Weight-based rates calculate shipping costs based on the total weight of the items in the cart. This requires that each product or variant has a weight value assigned. You define weight ranges and a rate for each range. Example configuration:
  • 0–1 lb: $4.99
  • 1–5 lb: $9.99
  • 5–20 lb: $14.99
  • 20+ lb: $24.99
Weight-based rates are appropriate for businesses selling items of significantly varying weights, where a flat rate would either overcharge customers for light items or undercharge for heavy ones.

Carrier-calculated rates (app integrations)

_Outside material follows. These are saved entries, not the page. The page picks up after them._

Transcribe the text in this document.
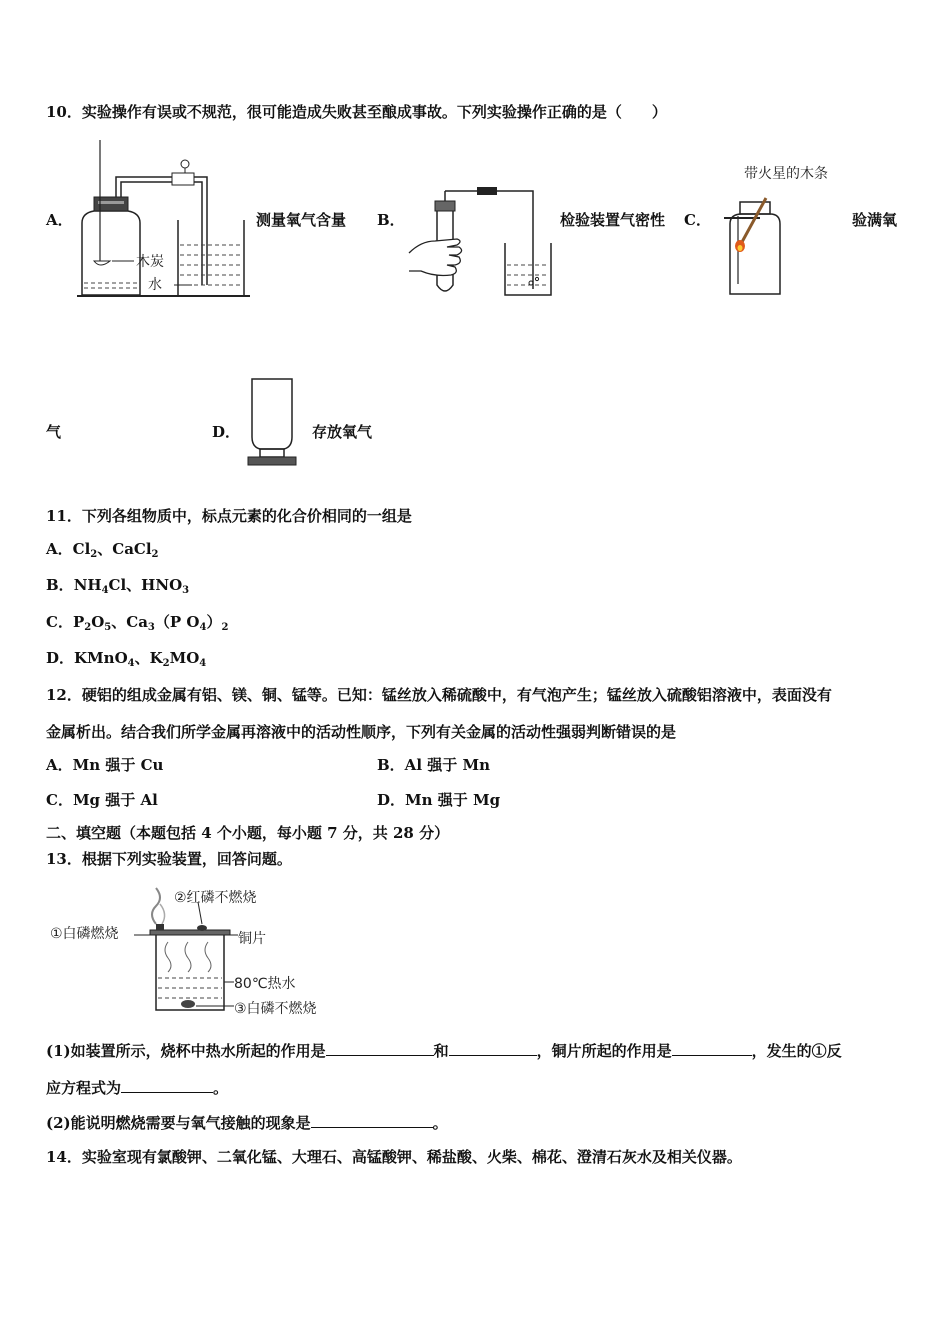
10．实验操作有误或不规范，很可能造成失败甚至酿成事故。下列实验操作正确的是（　　）
A．
木炭
水
测量氧气含量 B．	检验装置气密性 C．
带火星的木条
验满氧
气	D．	存放氧气
11．下列各组物质中，标点元素的化合价相同的一组是
A．$Cl_2$、CaCl$_2$
B．$NH_4Cl$、$HNO_3$
C．$P_2O_5$、$Ca_3(P$ $O_4)_2$
D．KMnO$_4$、$K_2MO_4$
12．硬铝的组成金属有铝、镁、铜、锰等。已知：锰丝放入稀硫酸中，有气泡产生；锰丝放入硫酸铝溶液中，表面没有
金属析出。结合我们所学金属再溶液中的活动性顺序，下列有关金属的活动性强弱判断错误的是
A．Mn 强于 Cu	B．Al 强于 Mn
C．Mg 强于 Al	D．Mn 强于 Mg
二、填空题（本题包括 4 个小题，每小题 7 分，共 28 分）
13．根据下列实验装置，回答问题。
②红磷不燃烧
①白磷燃烧	铜片
80℃热水
③白磷不燃烧
(1)如装置所示，烧杯中热水所起的作用是	和	，铜片所起的作用是	，发生的①反
应方程式为	。
(2)能说明燃烧需要与氧气接触的现象是	。
14．实验室现有氯酸钾、二氧化锰、大理石、高锰酸钾、稀盐酸、火柴、棉花、澄清石灰水及相关仪器。
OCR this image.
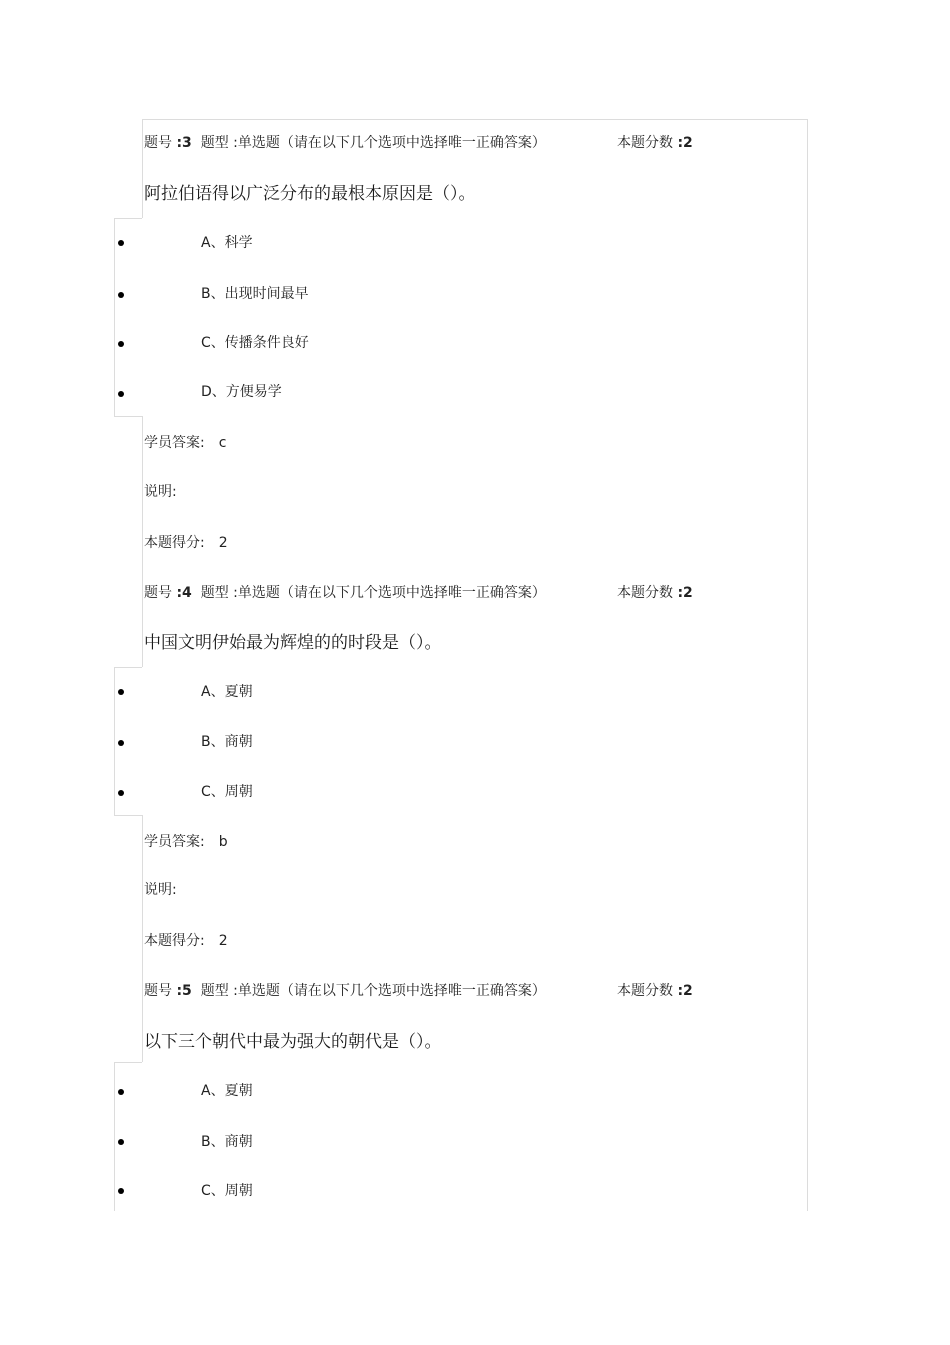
题号 :3 题型 :单选题（请在以下几个选项中选择唯一正确答案）	本题分数 :2
阿拉伯语得以广泛分布的最根本原因是（）。
A、科学
B、出现时间最早
C、传播条件良好
D、方便易学
学员答案: c
说明:
本题得分: 2
题号 :4 题型 :单选题（请在以下几个选项中选择唯一正确答案）	本题分数 :2
中国文明伊始最为辉煌的的时段是（）。
A、夏朝
B、商朝
C、周朝
学员答案: b
说明:
本题得分: 2
题号 :5 题型 :单选题（请在以下几个选项中选择唯一正确答案）	本题分数 :2
以下三个朝代中最为强大的朝代是（）。
A、夏朝
B、商朝
C、周朝
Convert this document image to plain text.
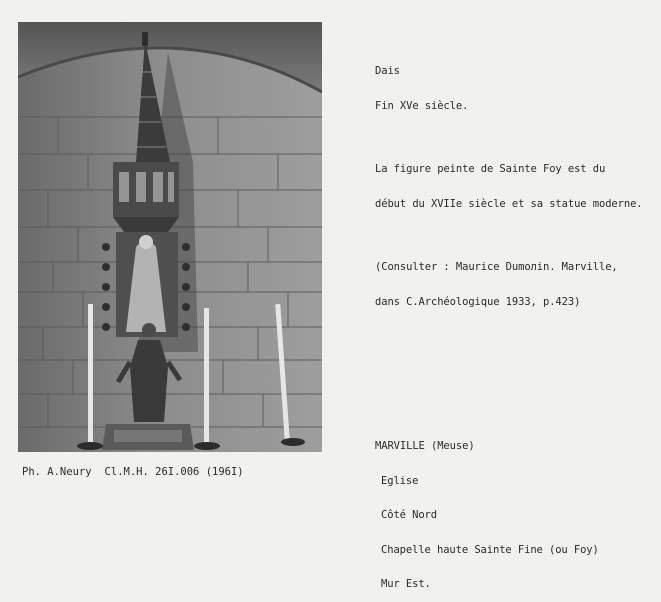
Dais

Fin XVe siècle.

La figure peinte de Sainte Foy est du

début du XVIIe siècle et sa statue moderne.

(Consulter : Maurice Dumoлin. Marville,

dans C.Archéologique 1933, p.423)

MARVILLE (Meuse)

Eglise

Côté Nord

Chapelle haute Sainte Fine (ou Foy)

Mur Est.

Ph. A.Neury Cl.M.H. 26I.006 (196I)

For real-time carrier rates, the platform integrates with shipping apps including Shippo and ShipStation. When these integrations are configured, the checkout dynamically fetches live rate quotes from carriers (such as USPS, UPS, FedEx, DHL) based on the customer’s address, the package dimensions, and the product weights. To use carrier-calculated rates:
  1. Install the Shippo or ShipStation integration from your account integrations settings.
  2. Ensure all products have accurate weights and dimensions configured at the variant level.
  3. In your shipping zone, select App integration as the rate type and connect your installed shipping app.
  4. Customers will see live carrier rates at checkout pulled directly from the carrier API.

Shipping profiles

Shipping profiles allow you to create product-specific shipping rate sets. Instead of applying the same rates to every product in your store, you can assign different products to different profiles with tailored rates. General profile: The default profile that applies to all products not assigned to a custom profile. Every product uses the General profile’s rates unless a custom profile is explicitly assigned. Custom profiles: Named profiles you create for specific products or product groups. For example:
  • “Heavy Items” profile with weight-based rates for products over 10 lb
  • “Oversized” profile with higher flat rates for large furniture or equipment
  • “Local Pickup” profile for products available for in-person pickup
To create a custom profile:
  1. Navigate to Payments > Settings > Shipping & Delivery.
  2. Click + Create Profile.
  3. Name the profile and assign products to it.
  4. Add zones and rates within the profile.
When a customer’s cart contains products from multiple shipping profiles, the rates from each applicable profile are combined and displayed as a single shipping line item at checkout.

Adding a rate to a zone

1

Open the zone

Go to Payments > Settings > Shipping & Delivery and click the zone you want to add a rate to.
2

Click Add Rate

Click + Add Rate within the zone panel.
3

Name the rate

Enter a customer-facing rate name such as “Standard Shipping,” “Free Shipping,” “Express Delivery,” or “Local Pickup.” This name appears at checkout.
4

Select the rate type

Choose Flat rate, Free, Price-based, Weight-based, or App integration.
5

Enter the conditions and amount

For flat rate: enter the shipping price. For price-based or weight-based: enter the range conditions and prices for each tier. For free shipping: optionally set a minimum order threshold.
6

Save

Click Save. The rate is immediately active for any orders in this zone.

Handling mixed carts

When a customer orders both physical and digital products in the same transaction:
  • Shipping rates apply only to the physical items in the cart.
  • Digital products are excluded from weight and price calculations used to determine shipping rates.
  • The checkout displays shipping options based solely on the physical items being purchased.

Best practices

  • Always test your shipping rates in test mode by placing a sample order from an address in each zone.
  • Combine rates strategically: A free-shipping-above-threshold combined with a standard flat rate is one of the most effective combinations for encouraging larger orders.
  • Keep rate names clear: Customers see the rate name at checkout. Names like “Standard (3–5 business days)” perform better than generic names like “Rate 1.”
  • Use weight-based rates if your products vary significantly in weight — flat rates will either leave money on the table for heavy items or deter customers on lighter ones.
If you are integrating with a print-on-demand or dropshipping service like Printful, check whether they provide shipping rates through an API. You may be able to use their carrier-calculated rates natively rather than setting up manual rate tiers.